Millions of documents known collectively as the Panama Papers were leaked in 2016, exposing a large number of offshore operations and shell companies, and implicating multiple officials and public figures from across the world through Panamanian law firm Mossack Fonseca.

A leading campaign group Global Witness has found that most EU members have failed to meet a legal deadline on introducing public registers of companies’ real owners, in line with a 2018 EU directive.

Global Witness campaigner Tina Mklinaric described transparency over companies’ ownership as “a key tool in fighting corruption, in an age where the corrupt have exploited global financial secrecy to move around large sums of stolen wealth”.

She expressed disappointment that “despite having two years to get this right many of those in the EU are still dragging their feet”.

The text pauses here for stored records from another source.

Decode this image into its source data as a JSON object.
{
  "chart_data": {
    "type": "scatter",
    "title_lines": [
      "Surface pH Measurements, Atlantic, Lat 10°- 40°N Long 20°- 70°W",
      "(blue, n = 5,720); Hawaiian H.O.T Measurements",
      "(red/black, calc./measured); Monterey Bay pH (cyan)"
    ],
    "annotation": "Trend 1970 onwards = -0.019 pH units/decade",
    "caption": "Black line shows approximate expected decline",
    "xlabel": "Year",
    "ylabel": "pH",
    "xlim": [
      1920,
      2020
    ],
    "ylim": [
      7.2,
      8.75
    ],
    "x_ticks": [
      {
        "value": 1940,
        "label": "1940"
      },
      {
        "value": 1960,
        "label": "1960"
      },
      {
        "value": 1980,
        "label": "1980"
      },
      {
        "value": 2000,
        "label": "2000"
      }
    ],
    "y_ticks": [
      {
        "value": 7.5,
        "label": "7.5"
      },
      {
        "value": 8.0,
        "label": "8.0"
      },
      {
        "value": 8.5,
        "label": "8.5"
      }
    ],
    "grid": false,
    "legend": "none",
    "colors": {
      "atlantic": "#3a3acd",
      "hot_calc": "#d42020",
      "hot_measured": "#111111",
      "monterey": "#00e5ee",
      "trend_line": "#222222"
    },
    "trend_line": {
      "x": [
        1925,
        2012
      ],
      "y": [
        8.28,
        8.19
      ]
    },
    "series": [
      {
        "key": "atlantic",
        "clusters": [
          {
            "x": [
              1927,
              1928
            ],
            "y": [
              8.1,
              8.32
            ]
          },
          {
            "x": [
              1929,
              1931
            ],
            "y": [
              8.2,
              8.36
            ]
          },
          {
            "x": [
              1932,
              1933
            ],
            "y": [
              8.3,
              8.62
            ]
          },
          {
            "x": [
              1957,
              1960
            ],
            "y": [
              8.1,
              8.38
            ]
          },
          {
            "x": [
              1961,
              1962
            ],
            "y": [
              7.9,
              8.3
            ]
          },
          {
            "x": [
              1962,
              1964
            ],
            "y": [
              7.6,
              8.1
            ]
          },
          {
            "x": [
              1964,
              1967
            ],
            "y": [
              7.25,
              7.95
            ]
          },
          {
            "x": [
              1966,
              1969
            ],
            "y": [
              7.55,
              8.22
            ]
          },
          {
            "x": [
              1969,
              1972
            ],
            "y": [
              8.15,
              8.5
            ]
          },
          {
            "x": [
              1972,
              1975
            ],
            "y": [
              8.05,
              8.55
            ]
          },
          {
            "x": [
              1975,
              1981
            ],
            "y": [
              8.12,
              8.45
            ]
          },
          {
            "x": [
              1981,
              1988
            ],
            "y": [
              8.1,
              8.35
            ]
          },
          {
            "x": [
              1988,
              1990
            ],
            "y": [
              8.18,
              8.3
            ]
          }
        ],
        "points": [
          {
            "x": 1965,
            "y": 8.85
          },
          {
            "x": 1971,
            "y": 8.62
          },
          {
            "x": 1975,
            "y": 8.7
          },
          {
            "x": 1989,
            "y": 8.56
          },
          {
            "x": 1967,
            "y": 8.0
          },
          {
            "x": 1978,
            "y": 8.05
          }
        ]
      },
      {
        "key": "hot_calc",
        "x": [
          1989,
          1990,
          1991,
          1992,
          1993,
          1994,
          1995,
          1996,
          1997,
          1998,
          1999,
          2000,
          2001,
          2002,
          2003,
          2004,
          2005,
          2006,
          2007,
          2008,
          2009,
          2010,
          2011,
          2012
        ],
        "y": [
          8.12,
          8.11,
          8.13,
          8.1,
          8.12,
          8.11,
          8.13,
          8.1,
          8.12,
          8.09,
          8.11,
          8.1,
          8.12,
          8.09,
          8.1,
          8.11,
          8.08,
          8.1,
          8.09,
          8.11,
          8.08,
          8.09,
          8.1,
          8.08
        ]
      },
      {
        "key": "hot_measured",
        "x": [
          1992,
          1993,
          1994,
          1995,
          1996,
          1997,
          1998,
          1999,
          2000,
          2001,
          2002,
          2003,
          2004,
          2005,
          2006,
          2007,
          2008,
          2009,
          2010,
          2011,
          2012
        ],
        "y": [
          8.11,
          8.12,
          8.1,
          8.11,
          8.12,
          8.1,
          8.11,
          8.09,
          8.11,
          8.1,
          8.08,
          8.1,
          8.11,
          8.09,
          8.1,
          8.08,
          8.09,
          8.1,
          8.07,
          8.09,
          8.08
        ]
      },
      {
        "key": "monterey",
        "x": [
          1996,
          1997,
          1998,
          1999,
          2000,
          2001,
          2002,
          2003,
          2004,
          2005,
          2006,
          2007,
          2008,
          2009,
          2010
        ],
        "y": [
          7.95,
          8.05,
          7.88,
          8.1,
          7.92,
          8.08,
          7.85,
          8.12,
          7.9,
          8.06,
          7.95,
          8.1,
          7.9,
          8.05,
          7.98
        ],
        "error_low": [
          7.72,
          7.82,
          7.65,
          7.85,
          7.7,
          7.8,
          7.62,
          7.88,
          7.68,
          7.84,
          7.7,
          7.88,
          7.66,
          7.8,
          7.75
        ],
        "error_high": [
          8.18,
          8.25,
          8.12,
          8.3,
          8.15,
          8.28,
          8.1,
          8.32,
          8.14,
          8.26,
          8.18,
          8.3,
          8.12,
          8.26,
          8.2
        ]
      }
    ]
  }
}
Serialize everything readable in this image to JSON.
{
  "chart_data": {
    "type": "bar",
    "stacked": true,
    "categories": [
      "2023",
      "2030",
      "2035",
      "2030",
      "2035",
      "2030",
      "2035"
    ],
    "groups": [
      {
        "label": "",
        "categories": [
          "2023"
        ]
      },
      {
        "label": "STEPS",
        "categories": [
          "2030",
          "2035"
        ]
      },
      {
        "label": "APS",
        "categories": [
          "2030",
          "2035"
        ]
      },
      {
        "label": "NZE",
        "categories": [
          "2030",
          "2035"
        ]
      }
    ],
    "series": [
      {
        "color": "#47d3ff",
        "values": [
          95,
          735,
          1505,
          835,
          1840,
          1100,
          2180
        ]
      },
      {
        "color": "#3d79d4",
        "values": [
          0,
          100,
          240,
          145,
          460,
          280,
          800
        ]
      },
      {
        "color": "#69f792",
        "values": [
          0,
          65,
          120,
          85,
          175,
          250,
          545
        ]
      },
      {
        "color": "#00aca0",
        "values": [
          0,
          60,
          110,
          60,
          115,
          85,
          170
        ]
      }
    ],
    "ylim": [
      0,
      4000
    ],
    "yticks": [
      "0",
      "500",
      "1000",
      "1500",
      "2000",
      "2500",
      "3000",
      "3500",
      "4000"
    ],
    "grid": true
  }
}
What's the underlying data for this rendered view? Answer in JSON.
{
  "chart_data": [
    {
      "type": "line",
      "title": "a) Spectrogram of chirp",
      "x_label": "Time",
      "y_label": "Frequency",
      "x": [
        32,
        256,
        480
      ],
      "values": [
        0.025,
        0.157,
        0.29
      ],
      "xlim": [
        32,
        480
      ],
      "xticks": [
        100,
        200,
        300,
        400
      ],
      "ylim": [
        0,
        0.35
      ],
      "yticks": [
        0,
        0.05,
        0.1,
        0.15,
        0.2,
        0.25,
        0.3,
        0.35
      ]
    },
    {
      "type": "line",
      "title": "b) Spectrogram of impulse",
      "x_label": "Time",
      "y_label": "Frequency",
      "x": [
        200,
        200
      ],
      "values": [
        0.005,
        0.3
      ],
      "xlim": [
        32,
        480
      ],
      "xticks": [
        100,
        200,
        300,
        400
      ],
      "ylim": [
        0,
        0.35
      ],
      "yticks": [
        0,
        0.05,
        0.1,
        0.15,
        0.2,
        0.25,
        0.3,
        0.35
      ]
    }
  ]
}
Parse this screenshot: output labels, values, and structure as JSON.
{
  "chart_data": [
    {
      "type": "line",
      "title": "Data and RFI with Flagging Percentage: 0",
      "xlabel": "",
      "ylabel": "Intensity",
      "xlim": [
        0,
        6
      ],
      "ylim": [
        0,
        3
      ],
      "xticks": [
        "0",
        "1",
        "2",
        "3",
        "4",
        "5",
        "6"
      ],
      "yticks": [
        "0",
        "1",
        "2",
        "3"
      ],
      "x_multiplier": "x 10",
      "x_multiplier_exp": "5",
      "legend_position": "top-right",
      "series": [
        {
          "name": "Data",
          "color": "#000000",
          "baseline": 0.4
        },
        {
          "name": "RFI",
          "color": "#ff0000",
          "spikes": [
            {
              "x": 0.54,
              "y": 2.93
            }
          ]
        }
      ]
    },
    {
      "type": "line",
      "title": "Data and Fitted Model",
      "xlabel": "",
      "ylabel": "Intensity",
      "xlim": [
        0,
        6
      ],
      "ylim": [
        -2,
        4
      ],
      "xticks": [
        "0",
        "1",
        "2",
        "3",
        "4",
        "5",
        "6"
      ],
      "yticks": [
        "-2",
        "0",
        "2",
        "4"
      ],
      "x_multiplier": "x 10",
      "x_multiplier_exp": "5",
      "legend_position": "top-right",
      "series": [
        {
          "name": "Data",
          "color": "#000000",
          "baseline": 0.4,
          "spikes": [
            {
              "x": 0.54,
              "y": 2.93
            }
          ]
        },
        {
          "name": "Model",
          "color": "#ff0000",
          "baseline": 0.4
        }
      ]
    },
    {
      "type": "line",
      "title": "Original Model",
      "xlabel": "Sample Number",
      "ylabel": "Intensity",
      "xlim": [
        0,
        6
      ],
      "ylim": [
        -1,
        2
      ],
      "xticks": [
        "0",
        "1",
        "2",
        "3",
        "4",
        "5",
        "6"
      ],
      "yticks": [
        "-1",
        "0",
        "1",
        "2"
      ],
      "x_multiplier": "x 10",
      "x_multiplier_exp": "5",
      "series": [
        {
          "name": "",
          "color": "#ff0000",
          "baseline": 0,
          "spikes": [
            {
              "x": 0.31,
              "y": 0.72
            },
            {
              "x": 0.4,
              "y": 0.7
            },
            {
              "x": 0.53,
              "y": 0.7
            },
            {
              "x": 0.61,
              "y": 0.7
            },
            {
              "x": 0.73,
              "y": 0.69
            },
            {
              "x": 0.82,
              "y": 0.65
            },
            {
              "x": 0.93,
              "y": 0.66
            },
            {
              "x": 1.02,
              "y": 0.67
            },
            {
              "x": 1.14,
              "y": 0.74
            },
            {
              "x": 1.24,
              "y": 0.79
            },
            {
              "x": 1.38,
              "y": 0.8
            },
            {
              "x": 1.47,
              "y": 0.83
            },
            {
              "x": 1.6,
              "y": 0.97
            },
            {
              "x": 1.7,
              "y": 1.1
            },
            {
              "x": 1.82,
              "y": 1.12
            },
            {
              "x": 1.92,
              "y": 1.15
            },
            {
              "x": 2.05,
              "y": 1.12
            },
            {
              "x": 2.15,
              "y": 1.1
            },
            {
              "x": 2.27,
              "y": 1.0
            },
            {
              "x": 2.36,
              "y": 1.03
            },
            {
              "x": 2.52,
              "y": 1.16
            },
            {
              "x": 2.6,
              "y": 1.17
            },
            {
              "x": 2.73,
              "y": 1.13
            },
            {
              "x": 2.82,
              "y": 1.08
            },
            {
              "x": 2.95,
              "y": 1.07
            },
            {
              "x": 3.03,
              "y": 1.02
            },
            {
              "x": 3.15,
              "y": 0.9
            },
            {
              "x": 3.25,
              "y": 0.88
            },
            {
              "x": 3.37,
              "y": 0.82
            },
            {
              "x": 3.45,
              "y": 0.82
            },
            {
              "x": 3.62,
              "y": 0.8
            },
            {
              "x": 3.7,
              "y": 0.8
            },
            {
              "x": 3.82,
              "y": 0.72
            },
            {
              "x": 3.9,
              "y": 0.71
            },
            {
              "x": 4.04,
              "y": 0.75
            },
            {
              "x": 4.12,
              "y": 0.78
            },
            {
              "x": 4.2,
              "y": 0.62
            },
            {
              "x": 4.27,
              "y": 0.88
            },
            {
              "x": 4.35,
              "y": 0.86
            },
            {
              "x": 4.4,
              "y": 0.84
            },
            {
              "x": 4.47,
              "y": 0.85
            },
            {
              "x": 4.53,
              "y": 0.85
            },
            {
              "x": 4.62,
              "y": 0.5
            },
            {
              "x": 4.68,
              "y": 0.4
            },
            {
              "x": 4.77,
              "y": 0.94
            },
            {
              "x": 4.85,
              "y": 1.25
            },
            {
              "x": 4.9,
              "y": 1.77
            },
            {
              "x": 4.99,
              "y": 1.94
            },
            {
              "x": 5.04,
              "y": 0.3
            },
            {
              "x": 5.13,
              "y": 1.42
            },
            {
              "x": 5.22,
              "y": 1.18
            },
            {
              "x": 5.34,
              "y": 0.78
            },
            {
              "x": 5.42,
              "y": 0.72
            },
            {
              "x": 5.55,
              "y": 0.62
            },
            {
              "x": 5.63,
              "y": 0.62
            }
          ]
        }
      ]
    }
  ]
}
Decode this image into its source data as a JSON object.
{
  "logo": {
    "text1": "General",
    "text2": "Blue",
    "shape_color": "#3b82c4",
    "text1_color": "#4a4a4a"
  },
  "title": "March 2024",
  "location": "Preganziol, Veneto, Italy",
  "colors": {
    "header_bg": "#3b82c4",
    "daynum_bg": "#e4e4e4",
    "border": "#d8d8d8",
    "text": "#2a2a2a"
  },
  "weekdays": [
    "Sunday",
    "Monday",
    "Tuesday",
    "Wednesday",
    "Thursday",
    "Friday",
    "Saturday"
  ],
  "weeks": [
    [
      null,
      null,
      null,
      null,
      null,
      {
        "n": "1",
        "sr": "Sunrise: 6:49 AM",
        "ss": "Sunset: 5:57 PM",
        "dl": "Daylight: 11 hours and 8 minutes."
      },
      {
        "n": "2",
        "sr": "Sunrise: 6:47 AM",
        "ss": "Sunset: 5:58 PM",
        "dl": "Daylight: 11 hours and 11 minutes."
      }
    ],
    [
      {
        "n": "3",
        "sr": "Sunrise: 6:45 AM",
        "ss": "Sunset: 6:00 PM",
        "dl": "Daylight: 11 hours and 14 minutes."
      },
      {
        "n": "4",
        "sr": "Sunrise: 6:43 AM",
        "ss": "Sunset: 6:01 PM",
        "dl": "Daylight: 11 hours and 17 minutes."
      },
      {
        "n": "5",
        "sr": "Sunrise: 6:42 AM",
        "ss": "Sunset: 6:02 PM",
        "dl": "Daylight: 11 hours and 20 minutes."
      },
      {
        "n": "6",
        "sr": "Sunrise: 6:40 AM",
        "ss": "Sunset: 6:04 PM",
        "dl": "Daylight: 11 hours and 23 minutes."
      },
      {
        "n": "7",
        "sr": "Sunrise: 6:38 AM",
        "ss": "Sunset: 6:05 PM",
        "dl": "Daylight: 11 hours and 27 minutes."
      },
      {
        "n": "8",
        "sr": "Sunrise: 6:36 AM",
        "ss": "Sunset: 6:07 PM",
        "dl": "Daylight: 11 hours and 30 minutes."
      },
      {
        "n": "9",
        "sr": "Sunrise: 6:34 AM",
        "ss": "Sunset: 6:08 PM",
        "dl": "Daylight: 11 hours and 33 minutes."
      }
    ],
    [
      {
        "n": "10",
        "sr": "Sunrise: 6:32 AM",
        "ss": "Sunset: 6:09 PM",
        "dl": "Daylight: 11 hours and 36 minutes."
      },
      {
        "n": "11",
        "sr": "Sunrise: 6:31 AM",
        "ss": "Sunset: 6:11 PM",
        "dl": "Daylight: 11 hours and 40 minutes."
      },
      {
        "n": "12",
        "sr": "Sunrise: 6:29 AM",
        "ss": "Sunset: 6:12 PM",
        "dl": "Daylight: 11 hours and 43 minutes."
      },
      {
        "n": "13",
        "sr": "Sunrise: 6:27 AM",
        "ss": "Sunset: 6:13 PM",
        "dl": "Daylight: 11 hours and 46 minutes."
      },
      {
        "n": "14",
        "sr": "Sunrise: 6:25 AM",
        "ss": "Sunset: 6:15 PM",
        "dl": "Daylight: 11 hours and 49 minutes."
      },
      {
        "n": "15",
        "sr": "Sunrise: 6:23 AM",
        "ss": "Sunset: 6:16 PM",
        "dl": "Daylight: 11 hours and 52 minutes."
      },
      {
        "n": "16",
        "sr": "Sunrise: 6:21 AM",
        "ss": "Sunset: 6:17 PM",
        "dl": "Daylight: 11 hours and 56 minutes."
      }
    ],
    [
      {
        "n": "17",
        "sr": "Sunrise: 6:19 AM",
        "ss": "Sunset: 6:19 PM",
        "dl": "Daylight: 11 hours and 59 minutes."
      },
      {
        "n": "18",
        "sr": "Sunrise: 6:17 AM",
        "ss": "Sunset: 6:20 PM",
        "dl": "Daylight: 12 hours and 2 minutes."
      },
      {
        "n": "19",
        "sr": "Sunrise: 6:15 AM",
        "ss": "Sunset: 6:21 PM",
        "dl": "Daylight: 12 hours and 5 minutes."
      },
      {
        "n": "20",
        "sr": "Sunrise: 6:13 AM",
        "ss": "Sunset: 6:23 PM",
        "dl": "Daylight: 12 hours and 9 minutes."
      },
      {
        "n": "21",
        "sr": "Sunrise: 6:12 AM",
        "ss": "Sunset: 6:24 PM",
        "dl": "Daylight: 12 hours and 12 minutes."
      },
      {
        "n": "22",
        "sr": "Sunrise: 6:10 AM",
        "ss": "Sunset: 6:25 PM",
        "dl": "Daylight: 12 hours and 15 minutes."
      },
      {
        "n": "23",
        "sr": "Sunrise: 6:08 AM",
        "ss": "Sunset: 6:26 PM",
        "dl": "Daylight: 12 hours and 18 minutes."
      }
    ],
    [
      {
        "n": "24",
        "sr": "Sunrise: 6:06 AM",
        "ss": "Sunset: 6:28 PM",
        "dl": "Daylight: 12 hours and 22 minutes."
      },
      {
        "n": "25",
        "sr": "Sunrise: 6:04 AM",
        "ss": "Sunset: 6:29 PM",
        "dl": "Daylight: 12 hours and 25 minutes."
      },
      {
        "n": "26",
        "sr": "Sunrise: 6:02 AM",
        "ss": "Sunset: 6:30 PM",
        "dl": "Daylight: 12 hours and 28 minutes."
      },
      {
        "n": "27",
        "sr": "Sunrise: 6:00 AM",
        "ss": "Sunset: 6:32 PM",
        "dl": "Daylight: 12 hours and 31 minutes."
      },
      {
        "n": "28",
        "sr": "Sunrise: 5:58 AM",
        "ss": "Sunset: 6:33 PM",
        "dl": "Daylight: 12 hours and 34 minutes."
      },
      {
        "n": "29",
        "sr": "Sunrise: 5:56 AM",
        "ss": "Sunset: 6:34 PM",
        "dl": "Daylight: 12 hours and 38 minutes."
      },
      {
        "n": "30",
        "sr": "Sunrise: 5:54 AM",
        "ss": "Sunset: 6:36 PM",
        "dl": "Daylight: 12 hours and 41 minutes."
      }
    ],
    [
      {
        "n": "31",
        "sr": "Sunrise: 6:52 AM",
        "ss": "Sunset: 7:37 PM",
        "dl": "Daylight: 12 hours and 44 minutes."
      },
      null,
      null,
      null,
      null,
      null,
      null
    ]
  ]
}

“At the appropriate moment it’s vital that the EU addresses its members who have yet to publicly reveal company ownership. This means being prepared to sanction those that have not met its deadline, and enforcing the rules that it has gone to great pains to set”, she pointed out.

Global Witness cited only six European countries, including the UK, which fulfiled the public register systems meeting the EU directive’s transparency-related conditions.

In May 2018, the EU approved the document obliging the bloc’s member states to publish the beneficial owners of firms registered in their jurisdictions by January 2020.

This came in response to the so-called Panama Papers scandal, regarding the leak of a whole array of files in 2016 by the US-based International Consortium of Investigative Journalists (ICIJ).

The documents included thousands of leaked files from Panama-based law firm Mossack Fonseca, which revealed alleged illegal financial practices of officials and public figures from various countries. The claims made in the documents have been dismissed by many officials, mentioned in them. Mossack Fonseca has refused to confirm whether the leaked papers were authentic, although it claimed that it had been hacked.